Apple CEO Tim Cook, who replaced the charismatic Steve Jobs following his death, is charged with defending its consumer-electronics dominance. Apple is world’s largest technology company.
Brian Battle, director of trading at Performance Trust Capital Partners said that Apple’s current downward spiral is not temporary as it is a long-term management test now that Steve Jobs is out of the picture. He said that Apple needs “another home run” to be able to reach the $700/ share mark again, while referring to the iPad mini, which is simply a smaller version of the current iPad.
“They need another new product that hits it out of the park. Without that, they could get a gradual grind-down in confidence,” Battle said.
International Data Corp said on Wednesday that Apple will most likely lose ground in tablet computer market this year.
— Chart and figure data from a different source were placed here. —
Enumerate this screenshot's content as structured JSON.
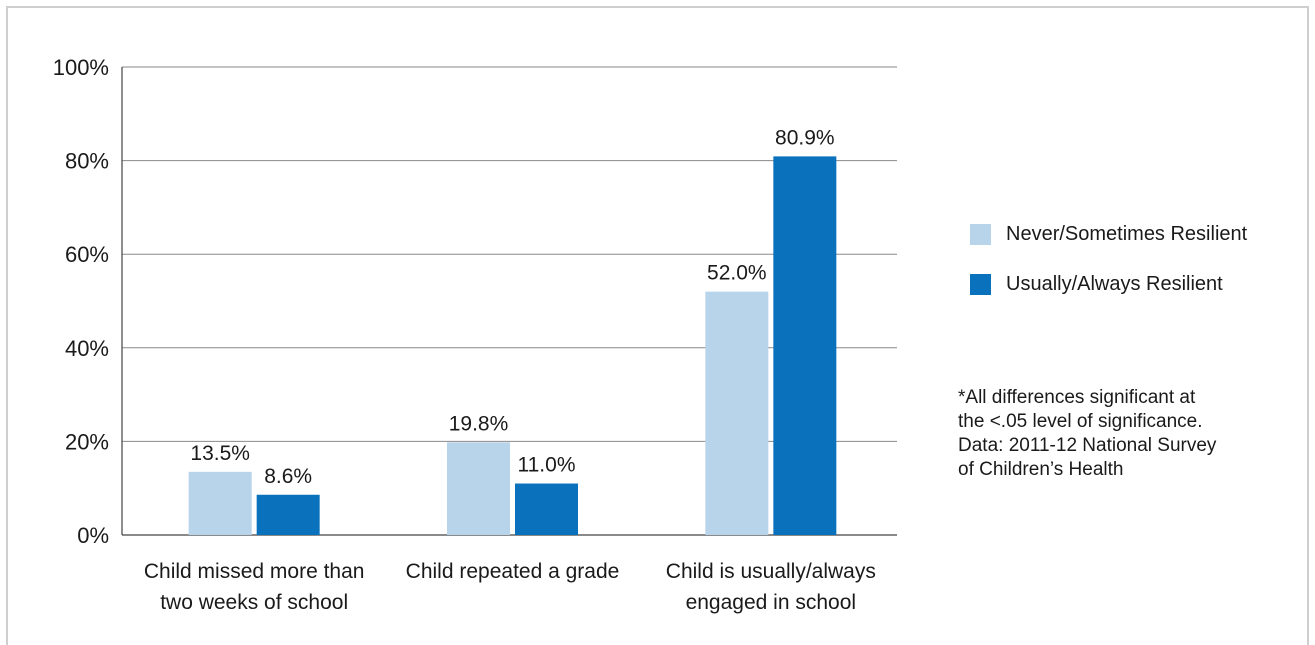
{
  "chart_data": {
    "type": "bar",
    "categories": [
      [
        "Child missed more than",
        "two weeks of school"
      ],
      [
        "Child repeated a grade"
      ],
      [
        "Child is usually/always",
        "engaged in school"
      ]
    ],
    "series": [
      {
        "name": "Never/Sometimes Resilient",
        "values": [
          13.5,
          19.8,
          52.0
        ],
        "labels": [
          "13.5%",
          "19.8%",
          "52.0%"
        ],
        "color": "#b8d4ea"
      },
      {
        "name": "Usually/Always Resilient",
        "values": [
          8.6,
          11.0,
          80.9
        ],
        "labels": [
          "8.6%",
          "11.0%",
          "80.9%"
        ],
        "color": "#0a72bd"
      }
    ],
    "y_ticks": [
      "0%",
      "20%",
      "40%",
      "60%",
      "80%",
      "100%"
    ],
    "ylim": [
      0,
      100
    ],
    "grid": true,
    "legend_position": "right",
    "title": "",
    "xlabel": "",
    "ylabel": ""
  },
  "footnote": {
    "lines": [
      "*All differences significant at",
      "the <.05 level of significance.",
      "Data: 2011-12 National Survey",
      "of Children’s Health"
    ]
  }
}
The research firm forecast that Apple’s total market share for tablets will decrease to 53.8 percent from 56.3 in 2011. it predicted that Android products will increase their share from 39.8 percent to 42.7 percent over the same period.
The looming fiscal cliff that could significantly affect dividends and capital gains is another concern that pushed investors to shed their shares before 2013. The uncertainty over the hotly debated fiscal cliff issue and the resulting higher tax rates on dividends and capital gains next year are more than enough reasons for investors to sell off their shares.
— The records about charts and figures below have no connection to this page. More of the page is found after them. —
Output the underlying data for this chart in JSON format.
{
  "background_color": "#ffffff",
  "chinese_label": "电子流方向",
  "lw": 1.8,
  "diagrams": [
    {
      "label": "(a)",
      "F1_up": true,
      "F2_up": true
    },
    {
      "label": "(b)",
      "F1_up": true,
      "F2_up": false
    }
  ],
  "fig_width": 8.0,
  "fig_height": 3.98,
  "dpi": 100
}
The massive value of the stock was responsible for single-handedly forcing last Wednesday’s 1.1 percent drop in the Nasdaq 100 Index.
Apple enjoys a 33 percent rise this year, but has since then fallen 24 percent from its record high $705.07 mark on September 21. Apple’s stock plummeted to more than 6.4 percent, closing at %538.7923 last Wednesday.
A few analysts were wondering why Apple stock, which has been one of the most desirable in most of all growth portfolios, has fallen dramatically. Despite the drop, it is expected that Apple will continue to give strong revenue and earnings expansion in the coming years. At this time, one in every two tablets sold everywhere in the world is an iPad.
Apple is busy preparing to launch its flagship iPhone 5 as well as the iPad mini around the world this coming December, including in China and South Korea.
Hudson Square Research analyst Daniel Ernst said: “Apple stock is significantly more volatile than its earnings and innovation stream. And yet the wind blows slightly from the south instead of the east one particular morning, and the stock is down 6 percent.”
“It makes no sense. There are lines around the block for their products all around the world. No other company has that,” he added.
On a separate note, Nokia said it aims to partner with China Mobile in selling its Lumia smartphones to grab back Chinese market share from Apple’s iPhone.
However, some analysts predict that the biggest cellular market in the world will eventually switch to the iPhone.
“China Mobile already carries multiple smartphones from multiple vendors. We continue to expect China Mobile to add the iPhone in the back half of 2013,” said Piper Jaffray’s Gene Munster in a research note.